I have necro posted because I feel this question is still tossed around every few months as of 2020.
I am a former Biochemist and currently a solo game developer who has studied the background processes over 5 years.
The Frames Per Second is a direct reflection of the time required to produce 1 frame of a rendered image in 1 second. The term Render is the process to make a result through a collection of sub-processes. Whether it is a [still image] or a [Real Time render] , the Frame Per Second is determined by the all the steps required to produce 1 pixel on the screen. The objects that are present within a given Three Dimensional coordinate system will remain invisible unless the area between per 3 vertices are commanded to. The area between 3 vertices is called a triangle. Every 2D and 3D object is made up of a collection of triangles, some overlapping and some sharing adjacent vertices to produce a surface area. Each surface area is then mapped on a new 2D system labeled UV ( L for 3D).
Identical to the XYZ system, the UVL system is used specifically to describe a surface area. The UVL system undergoes many shader calculations to produce a still image or even a scripted image. This final image is translated on the surface area of a 3D object in a XYZ coordinate system. The image produced on each area within the object's collection of triangles is called a Texel. If a game object is made up of 3 triangles, it respectively has 1 Texel. This texel is then converted to a pixel(s) on screen. According to the size of this single triangle in view of the Render Camera, this single texel can be translated up to 100% of the pixels available on the Height and Width of the screen (Monitor Resolution). The GPU aka graphic card's responsibility is to quickly read Saved Information about the TEXEL's of an Object, find out its position in 3D space, then render it using however many pixels this object encompasses in 2D space(screen space). If this real time Object contains several thousands of texels, the object's size and distance directly impact the time to render a 2D image on screen.
For example, lets say we have a rainbow image used to describe the surface area of 1 million texels of a single object. The further away this object is placed from the Rendering Camera, the fewer pixels it will require to render a 2D result on screen; however, the time to produce the result increase dramatically -- i call this pixel fighting. If the color of the rainbow was to be described in 1 pixel on screen, what color will the GPU pick, Red, blue, white? In other words, if each of the 1 million texels contained a single color fitted in 1 pixel, what color will the GPU choose to represent that Rainbow Object? The time required is a direct reflection of the GPU's speed to calculate a result for 1 million texels jammed into pixel. As this object moves closer the to rendering camera -- the bigger it becomes in 2D space and the more pixels it begins to encompass -- the easier it is to render.

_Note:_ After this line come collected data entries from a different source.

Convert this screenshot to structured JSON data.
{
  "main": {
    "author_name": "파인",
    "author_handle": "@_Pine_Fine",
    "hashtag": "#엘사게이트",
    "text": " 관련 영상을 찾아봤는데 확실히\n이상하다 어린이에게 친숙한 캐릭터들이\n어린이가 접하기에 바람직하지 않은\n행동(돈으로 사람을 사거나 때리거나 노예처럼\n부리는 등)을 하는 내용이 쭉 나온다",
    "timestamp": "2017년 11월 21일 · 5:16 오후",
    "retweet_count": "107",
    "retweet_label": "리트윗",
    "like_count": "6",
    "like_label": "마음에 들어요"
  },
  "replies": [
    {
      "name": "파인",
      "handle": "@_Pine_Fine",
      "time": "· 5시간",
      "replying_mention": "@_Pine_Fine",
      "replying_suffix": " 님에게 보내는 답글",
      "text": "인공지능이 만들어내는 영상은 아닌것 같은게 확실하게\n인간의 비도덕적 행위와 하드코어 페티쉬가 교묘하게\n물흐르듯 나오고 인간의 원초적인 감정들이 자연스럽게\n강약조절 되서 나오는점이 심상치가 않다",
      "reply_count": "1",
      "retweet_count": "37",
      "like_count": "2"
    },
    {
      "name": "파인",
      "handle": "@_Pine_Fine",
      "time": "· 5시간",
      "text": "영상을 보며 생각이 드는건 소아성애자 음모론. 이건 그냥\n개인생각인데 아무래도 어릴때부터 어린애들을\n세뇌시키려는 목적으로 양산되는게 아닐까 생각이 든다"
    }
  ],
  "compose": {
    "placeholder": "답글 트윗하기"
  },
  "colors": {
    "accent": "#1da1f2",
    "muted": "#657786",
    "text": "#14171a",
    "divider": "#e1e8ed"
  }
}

In relation, the fewer texels, the quicker it is to produce the "Correct" result within X many pixels. If an object is a single color, red, regardless of where it is in 3D space, it will always be red. The GPU will know to render Red regardless of its size, position in relation to the Render Camera, and the amount of texels it contains. This is why when an entire game is 1 shade of grey, or in our case 1 shade of red, the Frames Per Second is lightning quick. The Frames Per Second is a direct reflection of the number of texels fighting for however many pixels on screen.
If a Black Cloud moves over a red ball, consider how many pixels is being used to view this interaction (in other words, how close are these 2 objects to the camera), then how many texels are fighting to represent a particular color? Next,take this reality and expand on it for an entire game. How often are objects Pixel Fighting? Don't forget to include the influence of the Lights and their Hue. Are they casting shadows, if so, add in the Time it takes to calculated the shadow and its color. Is this pixel fighting with whatever object this shadow is casting on? Also consider the post process effects such as blurs, glows, distortions. Are the Objects Transparent, are they changing in shape? The GPU handles the result of each pixel. To determine what each pixel should represent is entirely on the speed of the GPU to sort out all the Colors in a given pixel. Is an object overlapping or intersecting? What color is it?
In short,
Frames Per Second is the result of pixel fighting and the Time required for the CPU to tell the GPU what to do.
Memory is just a way to short cut processes that have already been made. For example, every time this 1 object appears on screen, the CPU doesnt have to keep telling the GPU that this object is Blue. Instead, it stores that info in the memory to quick reference that result. The Computer has its own memory to remember the scripts its reading, the GPU has its own memory to remember the data describing the object.
Im afraid this is all i am going to give (which is SHIT TON), any more and it will be giving away the secret sauce to how to develop games better. Not all things can be taught.